The issues examined by Connolly and O’Neil are also only a small part of broader controversy plaguing the Fall River Police Department, which has had three police chiefs in the past three years.
Former Police Chief Albert Dupere stepped down in 2020 after an undercover Target 12 investigation showed he – along with other high-ranking officers – would routinely leave work early to drink at a local bar for hours before getting behind the wheel of a city-issued vehicle.
Dupere was replaced by Jeffrey Cardoza, who quickly stepped down the next year amid a myriad of controversy – mostly left over from prior administrations. Gauvin has since filled the role, which has included overseeing a tumultuous squad that’s regularly the subject of civil rights lawsuits mostly tied to allegations of beating suspects and falsifying police reports.
In November, federal law enforcement arrested officer Nicholas Hoar in connection with allegations that he beat up a suspect in custody and then lied about it in police reports. Hoar is also named in a civil rights lawsuit centered around former officer Michael Pessoa and several other officers accused of similar behavior. Both cases are pending.

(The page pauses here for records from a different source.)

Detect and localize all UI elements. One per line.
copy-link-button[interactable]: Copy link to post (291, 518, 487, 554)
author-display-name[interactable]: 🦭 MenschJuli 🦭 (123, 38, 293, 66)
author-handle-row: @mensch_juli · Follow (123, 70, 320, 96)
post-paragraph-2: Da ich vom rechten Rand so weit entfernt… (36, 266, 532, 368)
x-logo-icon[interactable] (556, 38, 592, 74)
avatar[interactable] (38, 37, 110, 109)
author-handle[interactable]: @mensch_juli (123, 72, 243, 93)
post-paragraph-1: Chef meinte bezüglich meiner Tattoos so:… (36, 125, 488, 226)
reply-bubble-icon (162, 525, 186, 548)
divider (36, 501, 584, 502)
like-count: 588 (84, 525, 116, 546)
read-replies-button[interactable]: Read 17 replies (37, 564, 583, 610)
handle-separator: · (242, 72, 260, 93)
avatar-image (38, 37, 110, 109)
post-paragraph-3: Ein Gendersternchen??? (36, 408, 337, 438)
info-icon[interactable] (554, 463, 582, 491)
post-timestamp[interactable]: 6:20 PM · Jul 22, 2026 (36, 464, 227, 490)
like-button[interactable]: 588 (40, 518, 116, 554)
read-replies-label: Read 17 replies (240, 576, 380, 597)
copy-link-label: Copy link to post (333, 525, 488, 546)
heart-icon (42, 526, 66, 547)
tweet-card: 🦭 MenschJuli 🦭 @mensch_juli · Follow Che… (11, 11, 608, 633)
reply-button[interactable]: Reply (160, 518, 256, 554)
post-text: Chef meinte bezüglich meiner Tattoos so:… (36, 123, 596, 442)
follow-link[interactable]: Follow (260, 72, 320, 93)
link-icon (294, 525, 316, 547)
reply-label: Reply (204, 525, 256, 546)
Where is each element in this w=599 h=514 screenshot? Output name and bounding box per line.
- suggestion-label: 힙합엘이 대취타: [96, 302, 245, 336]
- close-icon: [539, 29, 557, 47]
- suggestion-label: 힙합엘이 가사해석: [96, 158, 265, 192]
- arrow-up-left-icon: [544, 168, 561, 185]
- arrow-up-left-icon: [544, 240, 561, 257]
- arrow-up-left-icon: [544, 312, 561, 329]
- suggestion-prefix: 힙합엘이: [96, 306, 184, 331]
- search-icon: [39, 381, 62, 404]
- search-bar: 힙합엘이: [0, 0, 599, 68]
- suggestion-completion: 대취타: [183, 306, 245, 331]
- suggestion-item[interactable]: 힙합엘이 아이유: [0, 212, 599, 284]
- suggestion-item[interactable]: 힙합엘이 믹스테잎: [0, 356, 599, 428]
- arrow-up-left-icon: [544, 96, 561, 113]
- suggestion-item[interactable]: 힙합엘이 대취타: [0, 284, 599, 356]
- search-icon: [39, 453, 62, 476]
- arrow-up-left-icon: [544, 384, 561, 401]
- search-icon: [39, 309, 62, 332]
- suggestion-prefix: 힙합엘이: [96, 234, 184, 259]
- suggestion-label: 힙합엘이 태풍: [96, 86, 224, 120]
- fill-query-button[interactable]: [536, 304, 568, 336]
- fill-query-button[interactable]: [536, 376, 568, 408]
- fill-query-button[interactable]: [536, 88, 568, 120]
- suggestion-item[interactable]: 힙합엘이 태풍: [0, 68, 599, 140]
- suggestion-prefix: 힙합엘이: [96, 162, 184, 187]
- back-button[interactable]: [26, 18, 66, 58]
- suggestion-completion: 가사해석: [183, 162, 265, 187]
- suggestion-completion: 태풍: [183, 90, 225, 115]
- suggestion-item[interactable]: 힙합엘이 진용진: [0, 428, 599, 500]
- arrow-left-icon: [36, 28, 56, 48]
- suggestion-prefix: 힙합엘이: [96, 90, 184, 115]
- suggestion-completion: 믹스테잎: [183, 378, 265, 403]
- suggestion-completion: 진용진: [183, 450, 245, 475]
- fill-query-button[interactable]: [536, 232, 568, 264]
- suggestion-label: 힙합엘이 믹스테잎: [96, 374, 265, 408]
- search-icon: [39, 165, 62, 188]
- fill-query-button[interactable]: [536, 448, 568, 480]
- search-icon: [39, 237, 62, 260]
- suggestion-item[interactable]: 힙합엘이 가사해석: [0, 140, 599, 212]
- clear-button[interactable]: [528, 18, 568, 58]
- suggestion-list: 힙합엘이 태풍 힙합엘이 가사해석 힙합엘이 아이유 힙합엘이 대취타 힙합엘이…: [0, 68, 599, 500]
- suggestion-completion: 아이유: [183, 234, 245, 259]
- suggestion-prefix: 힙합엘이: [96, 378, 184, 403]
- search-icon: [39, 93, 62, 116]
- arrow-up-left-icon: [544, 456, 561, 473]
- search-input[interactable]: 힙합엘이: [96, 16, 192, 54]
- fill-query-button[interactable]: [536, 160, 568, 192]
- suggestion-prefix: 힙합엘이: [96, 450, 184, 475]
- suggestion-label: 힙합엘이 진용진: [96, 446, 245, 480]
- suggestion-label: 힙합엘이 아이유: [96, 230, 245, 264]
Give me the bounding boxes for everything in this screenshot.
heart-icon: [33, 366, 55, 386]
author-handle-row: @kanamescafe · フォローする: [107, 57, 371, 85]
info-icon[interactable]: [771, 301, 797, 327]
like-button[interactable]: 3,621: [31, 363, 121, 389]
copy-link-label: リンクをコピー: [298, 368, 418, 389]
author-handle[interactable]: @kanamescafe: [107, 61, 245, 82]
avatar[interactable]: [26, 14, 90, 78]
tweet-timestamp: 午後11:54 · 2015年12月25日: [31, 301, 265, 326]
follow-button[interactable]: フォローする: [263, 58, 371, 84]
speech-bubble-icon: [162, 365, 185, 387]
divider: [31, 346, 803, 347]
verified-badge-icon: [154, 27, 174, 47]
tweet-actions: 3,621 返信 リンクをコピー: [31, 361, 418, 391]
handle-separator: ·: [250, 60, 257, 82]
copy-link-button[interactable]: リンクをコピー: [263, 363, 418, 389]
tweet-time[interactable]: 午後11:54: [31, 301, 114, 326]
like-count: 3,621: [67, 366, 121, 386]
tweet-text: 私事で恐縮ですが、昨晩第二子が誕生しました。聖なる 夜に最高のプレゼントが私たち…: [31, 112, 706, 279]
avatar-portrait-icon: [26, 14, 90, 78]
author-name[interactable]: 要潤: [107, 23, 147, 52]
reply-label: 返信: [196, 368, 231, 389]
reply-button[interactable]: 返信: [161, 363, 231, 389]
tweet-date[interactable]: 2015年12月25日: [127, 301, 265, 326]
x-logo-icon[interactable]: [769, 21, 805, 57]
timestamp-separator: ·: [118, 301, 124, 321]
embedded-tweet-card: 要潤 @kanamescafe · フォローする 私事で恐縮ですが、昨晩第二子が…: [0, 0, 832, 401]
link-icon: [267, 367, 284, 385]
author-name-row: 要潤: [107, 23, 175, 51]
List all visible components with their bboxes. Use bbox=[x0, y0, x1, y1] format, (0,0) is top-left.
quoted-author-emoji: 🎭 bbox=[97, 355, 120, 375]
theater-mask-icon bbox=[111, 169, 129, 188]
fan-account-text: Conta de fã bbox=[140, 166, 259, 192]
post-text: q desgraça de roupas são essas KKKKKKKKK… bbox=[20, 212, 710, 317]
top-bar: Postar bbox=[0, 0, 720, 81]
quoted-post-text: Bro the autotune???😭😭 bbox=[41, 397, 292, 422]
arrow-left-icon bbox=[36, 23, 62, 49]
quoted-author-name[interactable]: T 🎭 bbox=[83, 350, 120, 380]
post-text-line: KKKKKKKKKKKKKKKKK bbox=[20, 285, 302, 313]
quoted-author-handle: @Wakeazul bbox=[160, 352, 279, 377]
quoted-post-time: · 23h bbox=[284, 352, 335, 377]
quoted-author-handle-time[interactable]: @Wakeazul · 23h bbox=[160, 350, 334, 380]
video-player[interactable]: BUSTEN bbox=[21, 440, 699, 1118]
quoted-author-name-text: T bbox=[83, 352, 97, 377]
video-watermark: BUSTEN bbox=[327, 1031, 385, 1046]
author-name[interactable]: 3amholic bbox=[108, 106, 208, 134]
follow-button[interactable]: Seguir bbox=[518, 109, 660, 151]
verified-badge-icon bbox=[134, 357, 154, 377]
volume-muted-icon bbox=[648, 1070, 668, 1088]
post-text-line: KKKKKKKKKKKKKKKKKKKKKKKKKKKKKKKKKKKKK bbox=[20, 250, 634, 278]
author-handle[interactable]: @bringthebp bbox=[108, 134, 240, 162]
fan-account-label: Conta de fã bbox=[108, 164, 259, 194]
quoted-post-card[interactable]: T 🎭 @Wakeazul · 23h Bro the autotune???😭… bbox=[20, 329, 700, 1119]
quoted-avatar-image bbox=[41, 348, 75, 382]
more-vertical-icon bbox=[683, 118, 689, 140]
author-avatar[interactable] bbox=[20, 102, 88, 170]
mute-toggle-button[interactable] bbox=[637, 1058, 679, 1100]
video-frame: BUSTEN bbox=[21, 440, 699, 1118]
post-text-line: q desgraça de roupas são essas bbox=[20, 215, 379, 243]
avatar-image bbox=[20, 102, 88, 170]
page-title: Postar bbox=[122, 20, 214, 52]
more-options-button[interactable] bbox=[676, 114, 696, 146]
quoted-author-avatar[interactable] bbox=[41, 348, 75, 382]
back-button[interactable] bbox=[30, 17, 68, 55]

In December, the Mashantucket Pequot Tribal Police arrested officer Aaron Souza following a fight at Foxwoods Resort Casino. He was charged with two misdemeanor counts of third-degree assault and a court spokesperson said last month his next court date is scheduled for Friday in Connecticut.
Still, on the issue of tracking drug records inside the department, Connolly and O’Neil expressed some optimism that things could get better. They highlighted the department’s decision to update its systems to maintain buy logs electronically on a shared drive and creating a more established record of tracking informants.
“The [department] has since amended their policies to require that Vice Unit detectives prepare tracking sheets for each informant, which are then maintained by the Vice Commander,” the men wrote in their report. “This policy is designed to improve the documentation of confidential informants and their performance in past investigations.”